HDD (sda, sdb, sdc, sdd):

Manufacturer TOSHIBA
Product ID MK1401GRRB

SSD (sde):

Manufacturer Samsung
Product ID Samsung SSD 850
Revision 1B6Q

# hdparm -I /dev/sde

/dev/sde:
SG_IO: bad/missing sense data, sb[]: 70 00 05 00 00 00 00 0d 00 00 00 00 20 00 00 00 00 00 00 00 00 00 00 00 00 00 00 00 00 00 00 00

ATA device, with non-removable media
Standards:
Likely used: 1
Configuration:
Logical max current
cylinders 0 0
heads 0 0
sectors/track 0 0
--
Logical/Physical Sector size: 512 bytes
device size with M = 1024*1024: 0 MBytes
device size with M = 1000*1000: 0 MBytes
cache/buffer size = unknown
Capabilities:
IORDY not likely
Cannot perform double-word IO
R/W multiple sector transfer: not supported
DMA: not supported
PIO: pio0

# xfs_info /dev/sde1
meta-data=/dev/sde1 isize=256 agcount=4, agsize=6553600 blks
= sectsz=512 attr=2, projid32bit=1
= crc=0 finobt=0 spinodes=0
data = bsize=4096 blocks=26214400, imaxpct=25
= sunit=0 swidth=0 blks
naming =version 2 bsize=4096 ascii-ci=0 ftype=0
log =internal bsize=4096 blocks=12800, version=2
= sectsz=512 sunit=0 blks, lazy-count=1
realtime =none extsz=4096 blocks=0, rtextents=0




> You didn't run out of space or something unusual like that?
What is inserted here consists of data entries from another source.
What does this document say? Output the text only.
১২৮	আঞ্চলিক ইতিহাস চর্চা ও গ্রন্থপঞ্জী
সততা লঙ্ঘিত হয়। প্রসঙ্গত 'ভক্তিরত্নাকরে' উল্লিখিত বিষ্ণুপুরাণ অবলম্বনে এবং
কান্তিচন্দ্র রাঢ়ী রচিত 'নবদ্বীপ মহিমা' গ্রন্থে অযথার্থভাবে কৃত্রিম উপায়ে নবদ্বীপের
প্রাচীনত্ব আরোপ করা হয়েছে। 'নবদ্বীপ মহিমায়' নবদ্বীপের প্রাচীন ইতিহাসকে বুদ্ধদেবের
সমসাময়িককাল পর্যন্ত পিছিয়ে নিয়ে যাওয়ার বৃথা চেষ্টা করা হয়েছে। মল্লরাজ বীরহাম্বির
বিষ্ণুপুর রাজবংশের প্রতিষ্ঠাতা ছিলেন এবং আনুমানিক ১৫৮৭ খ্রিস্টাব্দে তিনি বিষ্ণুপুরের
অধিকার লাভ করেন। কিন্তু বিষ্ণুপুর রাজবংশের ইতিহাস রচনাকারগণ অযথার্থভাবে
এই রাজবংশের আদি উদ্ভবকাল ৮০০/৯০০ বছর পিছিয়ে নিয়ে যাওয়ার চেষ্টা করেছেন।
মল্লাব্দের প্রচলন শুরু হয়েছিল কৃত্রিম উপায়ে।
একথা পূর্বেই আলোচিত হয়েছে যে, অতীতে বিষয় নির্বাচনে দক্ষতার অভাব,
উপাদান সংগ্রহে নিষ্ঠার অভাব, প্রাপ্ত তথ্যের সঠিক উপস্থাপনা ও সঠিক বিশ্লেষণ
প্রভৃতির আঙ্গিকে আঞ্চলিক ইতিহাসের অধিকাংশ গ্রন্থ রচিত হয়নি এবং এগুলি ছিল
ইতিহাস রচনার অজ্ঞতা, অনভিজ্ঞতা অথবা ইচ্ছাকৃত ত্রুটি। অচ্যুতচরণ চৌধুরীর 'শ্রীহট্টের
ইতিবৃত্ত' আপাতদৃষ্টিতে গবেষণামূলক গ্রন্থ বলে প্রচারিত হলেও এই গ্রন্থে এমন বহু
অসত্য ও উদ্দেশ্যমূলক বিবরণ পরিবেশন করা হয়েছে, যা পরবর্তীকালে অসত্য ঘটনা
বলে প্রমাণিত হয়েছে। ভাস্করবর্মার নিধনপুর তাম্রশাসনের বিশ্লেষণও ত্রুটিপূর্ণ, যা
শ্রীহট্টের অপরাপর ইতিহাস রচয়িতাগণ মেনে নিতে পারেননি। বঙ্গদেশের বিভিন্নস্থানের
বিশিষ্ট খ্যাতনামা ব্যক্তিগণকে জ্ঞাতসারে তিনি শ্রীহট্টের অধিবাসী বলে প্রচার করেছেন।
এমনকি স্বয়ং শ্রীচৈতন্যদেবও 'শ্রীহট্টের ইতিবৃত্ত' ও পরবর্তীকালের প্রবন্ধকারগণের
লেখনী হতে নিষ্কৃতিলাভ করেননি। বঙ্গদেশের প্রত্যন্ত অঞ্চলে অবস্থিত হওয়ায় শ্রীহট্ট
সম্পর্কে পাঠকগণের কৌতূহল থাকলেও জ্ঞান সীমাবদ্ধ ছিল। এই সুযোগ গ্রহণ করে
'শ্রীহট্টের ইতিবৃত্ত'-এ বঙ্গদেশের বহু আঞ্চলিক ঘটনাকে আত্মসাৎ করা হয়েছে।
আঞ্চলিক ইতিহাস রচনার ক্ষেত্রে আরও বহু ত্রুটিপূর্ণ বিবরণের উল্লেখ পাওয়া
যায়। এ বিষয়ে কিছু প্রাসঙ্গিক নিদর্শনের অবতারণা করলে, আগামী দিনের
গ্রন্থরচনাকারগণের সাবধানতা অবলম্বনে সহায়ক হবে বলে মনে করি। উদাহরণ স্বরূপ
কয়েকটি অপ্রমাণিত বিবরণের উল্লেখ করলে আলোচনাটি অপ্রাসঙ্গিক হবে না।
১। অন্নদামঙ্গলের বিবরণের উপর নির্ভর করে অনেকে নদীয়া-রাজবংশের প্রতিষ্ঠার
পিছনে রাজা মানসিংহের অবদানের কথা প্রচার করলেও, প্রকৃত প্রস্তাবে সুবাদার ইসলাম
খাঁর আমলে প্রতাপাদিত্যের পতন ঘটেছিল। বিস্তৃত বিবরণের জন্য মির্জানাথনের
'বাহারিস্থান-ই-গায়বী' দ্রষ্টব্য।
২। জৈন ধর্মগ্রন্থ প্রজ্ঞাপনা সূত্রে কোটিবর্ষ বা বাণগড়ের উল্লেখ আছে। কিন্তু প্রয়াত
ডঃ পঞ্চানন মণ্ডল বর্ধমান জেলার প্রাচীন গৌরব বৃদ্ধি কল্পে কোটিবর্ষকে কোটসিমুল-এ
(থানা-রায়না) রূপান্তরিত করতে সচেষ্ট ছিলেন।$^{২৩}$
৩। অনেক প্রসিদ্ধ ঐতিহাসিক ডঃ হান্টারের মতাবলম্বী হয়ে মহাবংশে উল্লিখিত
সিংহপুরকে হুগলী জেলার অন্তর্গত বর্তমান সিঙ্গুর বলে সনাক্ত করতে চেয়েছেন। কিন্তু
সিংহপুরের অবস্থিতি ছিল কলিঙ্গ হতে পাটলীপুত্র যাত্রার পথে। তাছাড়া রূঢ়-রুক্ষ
It should have enough space for building the kernel. I haven't
expierenced any problems with that disk or partition in the
last half year. It's my test box, so it gets exposed to
many -rc kernels and test patches. I've never seen any
problems in xfs so far.

Filesystem Size Used Avail Use% Mounted on
/dev/sde1 100G 72G 29G 72% /home

> Does 'xfs_repair -n <dev>' report any errors?

# xfs_repair -n /dev/sde1
Phase 1 - find and verify superblock...
Phase 2 - using internal log
- zero log...
- scan filesystem freespace and inode maps...
- found root inode chunk
Phase 3 - for each AG...
- scan (but don't clear) agi unlinked lists...
- process known inodes and perform inode discovery...
- agno = 0
- agno = 1
- agno = 2
- agno = 3
- process newly discovered inodes...
Phase 4 - check for duplicate blocks...
- setting up duplicate extent list...
- check for inodes claiming duplicate blocks...
- agno = 0
- agno = 3
- agno = 2
- agno = 1
No modify flag set, skipping phase 5
Phase 6 - check inode connectivity...
- traversing filesystem ...
- traversal finished ...
- moving disconnected inodes to lost+found ...
Phase 7 - verify link counts...
No modify flag set, skipping filesystem flush and exiting.

cheers,
daniel